Embora tenha proporcionado à França esplendor e elegância, Luís XIV introduziu no país a frivolidade e a leviandade, as quais se desenvolveram no tempo de Luís XV e passaram a ser quase tóxicos, que prepararam a Revolução Francesa. O único modo de consertar isso era abrir-se à influência do Sagrado Coração de Jesus, que teria posto a Europa nos seus trilhos, evitado a Revolução e dado início a uma Contra-Revolução admirável.
Quem lê a vida de Santa Margarida Maria Alacoque fica com a impressão de que o relacionamento do Sagrado Coração de Jesus com Luís XIV não foi publicado por inteiro. Mas o Sagrado Coração de Jesus fez uma tentativa comovedora de converter o Rei da França. O que teria acontecido se ele se tivesse aberto à graça, convertido inteiramente e ficado um santo?
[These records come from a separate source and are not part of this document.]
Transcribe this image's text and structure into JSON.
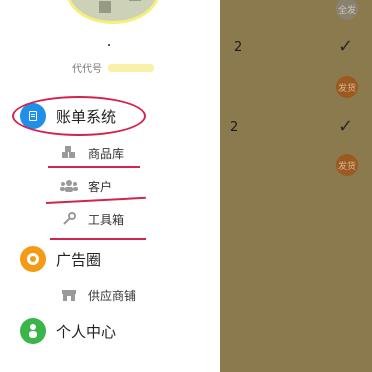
{
  "overlay": {
    "badges": [
      "全发",
      "发货",
      "发货"
    ],
    "numbers": [
      "2",
      "2"
    ],
    "check_symbol": "✓"
  },
  "drawer": {
    "dot": ".",
    "code_label": "代代号",
    "menu": {
      "billing": "账单系统",
      "products": "商品库",
      "customers": "客户",
      "toolbox": "工具箱",
      "ad_circle": "广告圈",
      "supply_shop": "供应商铺",
      "personal_center": "个人中心"
    }
  },
  "colors": {
    "accent_blue": "#1f8fe9",
    "accent_orange": "#f39b16",
    "accent_green": "#39b54a",
    "annotation_red": "#d3244d"
  }
}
A grandeza de São Luís IX e a de Luís XIV
Luís XIV já estava com Versailles construída, a corte montada, a etiqueta feita e com o aparato resplandecente dentro do mundo: ele era o “Rei-Sol”! O que teria acontecido com esse “sol” se ele se abrisse para um outro “Sol” maior, que eram os dardos de amor do Sagrado Coração de Jesus na alma dele? Com essa grandeza, o que teria acontecido?
O que há em Luís XIV diferente de São Luís é o seguinte: São Luís tinha uma verdadeira grandeza no seu aspecto físico — não era dos homens mais altos do seu tempo, mas um varão de alta estatura segundo os padrões de sua época; além disso, muito bem apresentado, possuía um caráter quase de herói mítico. Ele poderia ser quase uma figura wagneriana como apresentação física, sem ser propriamente um Tarzan. Mas era um homem com aquela força francesa, que é elástica, destra, não esmaga, mas ágil e sabe ferir.
De outro lado, São Luís continuamente foi acrescentando alguma coisa à grandeza dos seus antepassados, de maneira que talvez tenha sido, como manifestação de esplendor, em relação aos predecessores, aquele que possuiu mais esplendor. Não digo dos sucessores, nem de todos os anteriores.
Há uma coisa que contrasta com Luís XIV e chama a atenção. São Luís era grande por uma espécie de naturalidade; sua grandeza era um fato, como pode ser num outro a saúde. Não havia uma programação de ser tão grande quanto possível em todas as direções, mas o desejo de ser inteiramente o que é, com autenticidade, e com o propósito marcado de deixar ver aquilo que ele é.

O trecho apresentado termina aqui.